Monday, November 13, 2006

Getting The Leadership Right

Before Republicans can determine what they need to do to get back on the right track, they need to make sure that the right people are driving the bus. Stephen Moore's opinion piece (sub req) in today's Wall Street Journal makes a strong case for House Republicans to put Mike Spence behind the wheel:

If Rep. Mike Pence, the fourth-term Republican from Indiana, wins his bid this Friday for House minority leader, he will become the second most influential conservative in Washington, behind President Bush. The leadership contest, of course, does not take place in a vacuum. The congressional Republicans are engaged in a desperate search for a new revolutionary, a Newt Gingrich figure to help them rediscover who they are and what they believe in. One story about Mr. Pence suggests that he might just be the man:

"The president said, 'Mike, I really need your vote for my prescription drug bill," Mr. Pence recalls of his first-ever meeting in the Oval Office. "And I responded, 'With all due respect, Mr. President, I didn't come to this town to create new entitlements, but to rein in the ones we already have.'" A few days later, this wet-behind-the-ears sophomore congressman captained a conservative revolt that fell one vote short of killing the hugely expensive legislation.

That wasn't the first time this maverick bucked his party leadership and his president. His first spending vote in the House was against the No Child Left Behind education bill that the Bush White House still considers one of its crowning achievements. His reasoning: "Why are we federalizing schools and education?"


A great question that far too few Republicans have bothered asking in recent years.

The silver-haired Mr. Pence is most known as a free-market conservative who fought to make the Bush tax cuts bigger and the Bush spending smaller, and he relishes the idea of taking on the trade protectionism of the Democrats. On immigration, he rejects as economically wrongheaded the Pat Buchanan isolationism of the party. He wants a border security bill that includes expanded legal immigration and a system to allow illegal workers to go back home and secure a green card for re-admittance if they have a willing employer who will hire them.

The closed-border Republicans have screamed "amnesty" -- a policy Mr.
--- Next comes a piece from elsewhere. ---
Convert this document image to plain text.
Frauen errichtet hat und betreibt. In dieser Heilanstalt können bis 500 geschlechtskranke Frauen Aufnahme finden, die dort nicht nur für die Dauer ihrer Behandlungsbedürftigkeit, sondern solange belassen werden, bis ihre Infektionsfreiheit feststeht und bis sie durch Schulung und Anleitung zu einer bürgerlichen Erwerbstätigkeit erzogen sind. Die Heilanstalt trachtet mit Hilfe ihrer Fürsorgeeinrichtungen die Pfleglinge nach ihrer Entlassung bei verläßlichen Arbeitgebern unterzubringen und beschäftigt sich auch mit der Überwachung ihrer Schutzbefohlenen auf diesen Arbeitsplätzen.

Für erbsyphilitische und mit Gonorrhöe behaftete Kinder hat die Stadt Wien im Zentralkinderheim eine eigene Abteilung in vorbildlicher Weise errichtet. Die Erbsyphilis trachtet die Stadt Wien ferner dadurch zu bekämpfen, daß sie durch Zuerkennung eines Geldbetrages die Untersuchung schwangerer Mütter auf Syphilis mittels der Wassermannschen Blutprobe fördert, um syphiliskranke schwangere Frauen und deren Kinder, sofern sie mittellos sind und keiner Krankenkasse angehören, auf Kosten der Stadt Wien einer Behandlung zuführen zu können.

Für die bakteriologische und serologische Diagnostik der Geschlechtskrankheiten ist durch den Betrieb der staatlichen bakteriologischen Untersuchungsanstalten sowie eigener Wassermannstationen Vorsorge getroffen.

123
Pence says he's "dedicated to preventing." It says a lot about his likeability and conservative credentials that even his highest-profile opponent on the immigration issue, Tom Tancredo, is a Pence supporter in the leadership race.


Music to my ears. What about the notion of the need for bipartisanship?

One complication for Republican leaders is that over the next two years a legacy-minded Mr. Bush might work to make bipartisan deals with a Speaker Nancy Pelosi -- on questions like minimum wage, health care and entitlement reform. Mr. Pence sees the House Republicans' game plan for winning back the majority as pretty much the opposite: to oppose such deals whenever they deviate from Reagan principles.

"The duty of the Republican minority as I see it is to contest and where possible defeat the liberal agenda of the Democratic Party and Speaker Pelosi," he stresses. "But I think that we will only defeat the Democratic agenda by presenting positive, substantive reforms based on Republican values for every major legislative initiative of the Democratic majority -- whether the issue is the economy, security or values." There's a definite spirit of combativeness, not cooperation -- thank God.


Amen to that. Pence almost sounds too good to be true. He's just what the House GOP needs to get back to principles and win back the respect of conservatives. Which probably means he doesn't have a chance of getting the nod.

Whether the Republicans decide to go with Boehner or Spence will say a lot about the direction they're going to take in the House. And about their chances of getting back into the majority.